Berita Utama

Berita tentang Indonesia

Dia tidak terlalu memikirkan Aristoteles, melainkan Einstein: pemenang Hadiah Nobel Steven Weinberg

Dia tidak terlalu memikirkan Aristoteles, melainkan Einstein: pemenang Hadiah Nobel Steven Weinberg

Rekayasa genetika, fisika kuantum, robotika – keajaiban sains modern sering dianggap remeh. Tapi itu adalah jalan yang panjang dan berbatu dari pencobaan, penemuan dan kegagalan dalam semua pencapaian hari itu. dalam bukunya”Untuk Menjelaskan Dunia: Menemukan Ilmu Pengetahuan Modern” Memberi tahu Stephen Weinberg Kisah inspiratif para ilmuwan hebat dan hambatan yang mereka hadapi dalam penelitian mereka.

Ahli teori fisika, pemenang Hadiah Nobel 1979, meninggal pada Juli 2021. National Geographic diizinkan untuk mewawancarai ilmuwan luar biasa selama publikasi buku pada 2015: Percakapan tentang bagaimana revolusi ilmiah Eropa meletakkan dasar sains modern, dan mengapa dia mencintai untuk menonton film lama di tempat kerja, Dan bagaimana agama mempengaruhi sains dalam Islam dan mengapa kegembiraan adalah mesin sains.

Mereka mengatakan buku mereka mengajarkan untuk belajar. Ini agak membingungkan pada awalnya.

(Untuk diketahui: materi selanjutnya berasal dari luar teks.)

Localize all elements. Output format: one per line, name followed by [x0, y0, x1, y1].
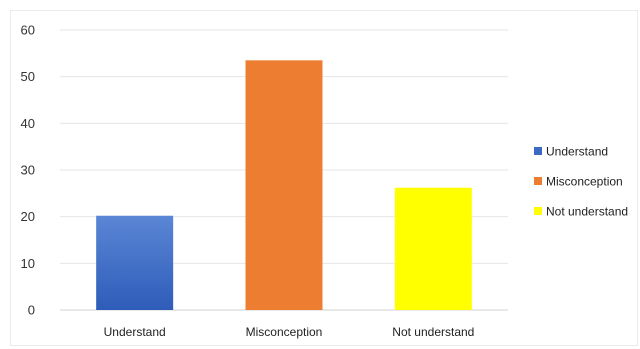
legend-label: Misconception: [546, 175, 623, 189]
y-tick-label: 30: [21, 163, 35, 178]
x-tick-label: Understand: [104, 325, 166, 339]
legend: Understand Misconception Not understand: [534, 145, 628, 219]
legend-swatch: [534, 147, 542, 155]
legend-label: Not understand: [546, 205, 628, 219]
legend-swatch: [534, 177, 542, 185]
y-tick-label: 60: [21, 23, 35, 38]
y-axis-ticks: 0 10 20 30 40 50 60: [21, 23, 35, 318]
legend-swatch: [534, 207, 542, 215]
x-tick-label: Misconception: [246, 325, 323, 339]
x-tick-label: Not understand: [392, 325, 474, 339]
y-tick-label: 10: [21, 256, 35, 271]
y-tick-label: 40: [21, 116, 35, 131]
legend-label: Understand: [546, 145, 608, 159]
y-tick-label: 0: [28, 303, 35, 318]
bar-misconception: [245, 60, 323, 311]
bars: [96, 60, 472, 311]
bar-understand: [96, 215, 174, 310]
x-axis-labels: Understand Misconception Not understand: [104, 325, 475, 339]
y-tick-label: 50: [21, 69, 35, 84]
bar-not-understand: [394, 187, 472, 310]
y-tick-label: 20: [21, 209, 35, 224]
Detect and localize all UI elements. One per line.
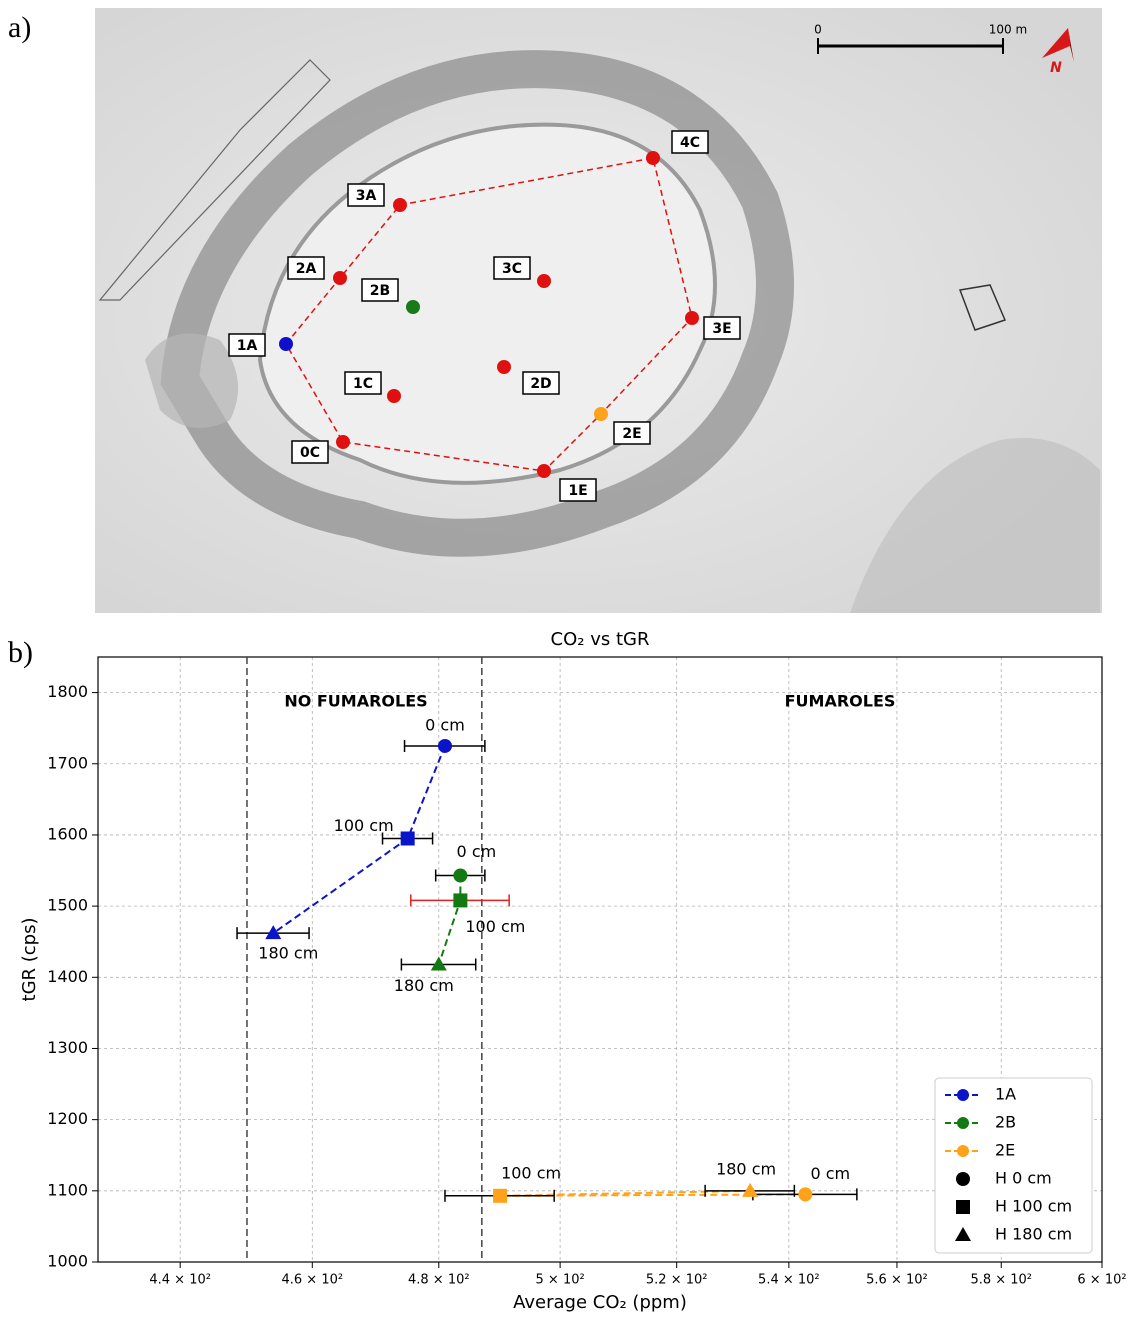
x-tick-label: 4.4 × 10² (149, 1273, 211, 1288)
map-point (646, 151, 660, 165)
marker (453, 893, 467, 907)
panel-label: a) (8, 11, 31, 44)
y-tick-label: 1700 (47, 753, 88, 772)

Ilmuwan modern mempelajari alam dengan melakukan eksperimen dan melakukan pengamatan. Pengetahuan yang diperoleh dari ini digabungkan menjadi teori-teori, dari mana hasilnya diturunkan, yang pada gilirannya dibandingkan dengan pengamatan dan eksperimen lebih lanjut sehingga teori-teori itu dapat diadaptasi jika perlu.

Dari perspektif sejarah manusia, pendekatan ini relatif baru. Jenis metodologi empiris ini pertama kali digunakan selama revolusi ilmiah abad 16 dan 17 dan tidak matang sampai akhir abad ke-18. Ilmuwan awal seperti Archimedes atau Ptolemy seringkali mahir, tetapi mereka tidak berusaha untuk menguji dan membuktikan temuan mereka tentang kebenaran alam. Ini harus dipelajari terlebih dahulu – dan ternyata menjadi proses yang panjang dan sulit.

Sains sudah ada sebelum sejarah. Apakah Anda mengatakan ini karena Anda seorang fisikawan yang bias?

Tidak, sama sekali, sebagai fisikawan, saya menyukai manusia purba, yang tidak bisa membaca atau menulis, namun dengan cara tertentu menjadi ilmuwan. Mereka mengumpulkan informasi tentang alam, mentransmisikannya dan membuat generalisasi.

Contoh yang jelas: api itu panas. Ini pasti merupakan kesadaran yang sangat awal, karena ketika orang mulai memasak makanan mereka di atas api, mereka mungkin belajar dengan cepat untuk tidak memasukkan tangan Anda ke dalam api. Ini adalah bentuk primitif dari generalisasi ilmiah, tetapi tidak pernah berkembang menjadi teori umum.

Mirip dengan para ilmuwan Yunani kuno, orang-orang melihat tidak perlu memverifikasi temuan mereka. Ini menunjukkan betapa berbedanya mentalitas waktu dalam hal ini – bahkan dalam budaya yang sangat maju seperti Yunani kuno – dengan mentalitas kita saat ini.

Apa eksperimen ilmiah pertama yang terdokumentasi?

Ini adalah pertanyaan yang menarik karena jawabannya sangat bergantung pada bagaimana Anda mendefinisikan istilah pengalaman. Generalisasi komprehensif berdasarkan pengamatan alam sudah dikenal sejak zaman Aristoteles. Tetapi Aristoteles adalah seorang filsuf alam dan tidak akan pernah berpikir untuk mengeksplorasi prinsip umum alam di bawah kondisi buatan. Dia hanya tertarik pada hal-hal alami yang ada tanpa pengaruh buatan.

Orang-orang Hellenisme, misalnya ahli matematika Claudius Ptolemy, memimpin Eksperimen dengan cahaya mirip dengan eksperimen oleh. Mereka mempelajari bagaimana cahaya dipantulkan dan dibiaskan, dan mengekstrak beberapa prinsip umum dari pengamatan mereka. Tetapi eksperimen awal ini tidak mengarah pada apa pun dan tidak mengarah pada penciptaan budaya yang benar-benar empiris. Ini hanya dibuat dengan Galileo Galilei Dan pengalamannya di mana dia membiarkan bola menggelinding di lereng.